Om n'est pas un mot, c'est une syllabe, appelée pranava. Elle ne veut rien dire au sens ordinaire : elle se prononce, et c'est dans le fait de la prononcer que réside tout son usage.
Elle se décompose en trois sons, A, U et M, puis en un quatrième temps qui n'est pas un son : le silence qui suit, et qui fait partie de la syllabe autant que les trois autres.
Les Upanishads anciennes lui consacrent de longs développements. La Chandogya, parmi les plus anciennes, en fait le chant par excellence. La Mandukya, en douze versets, ne parle que d'elle.
Elle y met les trois sons en rapport avec la veille, le rêve et le sommeil profond, et le silence final avec un quatrième état, turiya, celui qui contient les trois autres. Om ouvre et referme les prières et les méditations, dans l'hindouisme comme dans le bouddhisme, où il entre dans le mantra Om mani padme hum.
On entend souvent que Om vibrerait à 136,1 Hz, « la fréquence de l'univers ». Ce chiffre vient d'un calcul du musicien Hans Cousto, publié en 1978, qui transpose la durée de l'année terrestre en octaves audibles.
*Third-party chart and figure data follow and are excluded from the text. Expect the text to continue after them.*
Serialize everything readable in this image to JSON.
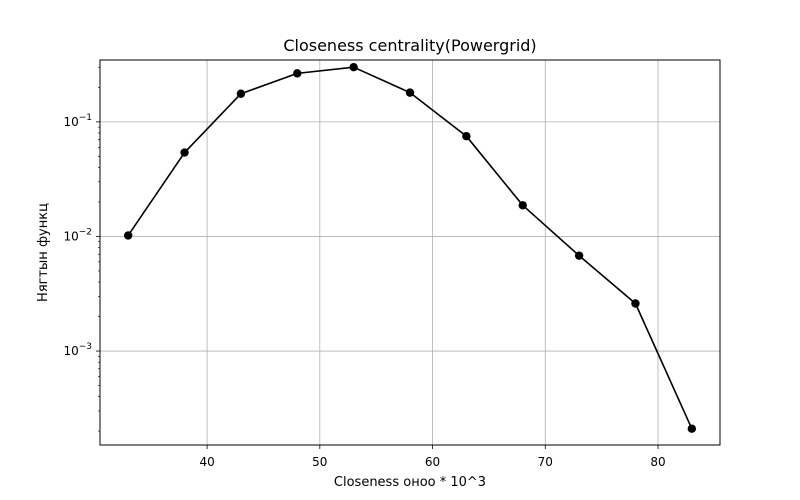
{
  "chart_data": {
    "type": "line",
    "title": "Closeness centrality(Powergrid)",
    "xlabel": "Closeness онoo * 10^3",
    "ylabel": "Нягтын функц",
    "yscale": "log",
    "xlim": [
      30.5,
      85.5
    ],
    "ylim_exponent": [
      -3.82,
      -0.46
    ],
    "grid": true,
    "x_ticks": [
      40,
      50,
      60,
      70,
      80
    ],
    "y_ticks": [
      {
        "base": "10",
        "exp": "−3",
        "value": 0.001
      },
      {
        "base": "10",
        "exp": "−2",
        "value": 0.01
      },
      {
        "base": "10",
        "exp": "−1",
        "value": 0.1
      }
    ],
    "series": [
      {
        "x": [
          33,
          38,
          43,
          48,
          53,
          58,
          63,
          68,
          73,
          78,
          83
        ],
        "y": [
          0.0102,
          0.054,
          0.176,
          0.265,
          0.3,
          0.18,
          0.075,
          0.0187,
          0.0068,
          0.0026,
          0.00021
        ],
        "color": "#000000",
        "marker": "circle"
      }
    ]
  }
}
C'est un système musical inventé au XXe siècle, pas un héritage indien, et rien ne l'atteste scientifiquement.
Un mot enfin sur le respect : Om est un signe sacré et vivant pour des centaines de millions de personnes. Le porter en bijou ne pose pas de difficulté en soi ; la sensibilité porte plutôt sur le placement, plutôt haut sur le corps que sur des chaussures ou des objets que l'on foule.
Support de méditation et de respiration : la syllabe se pose sur l'expiration, longue, et l'attention se dépose autant dans le son que dans le silence qui le suit.
En bijou, il accompagne une pratique plus qu'il ne la remplace. Beaucoup de personnes le portent simplement comme un rappel de revenir au souffle.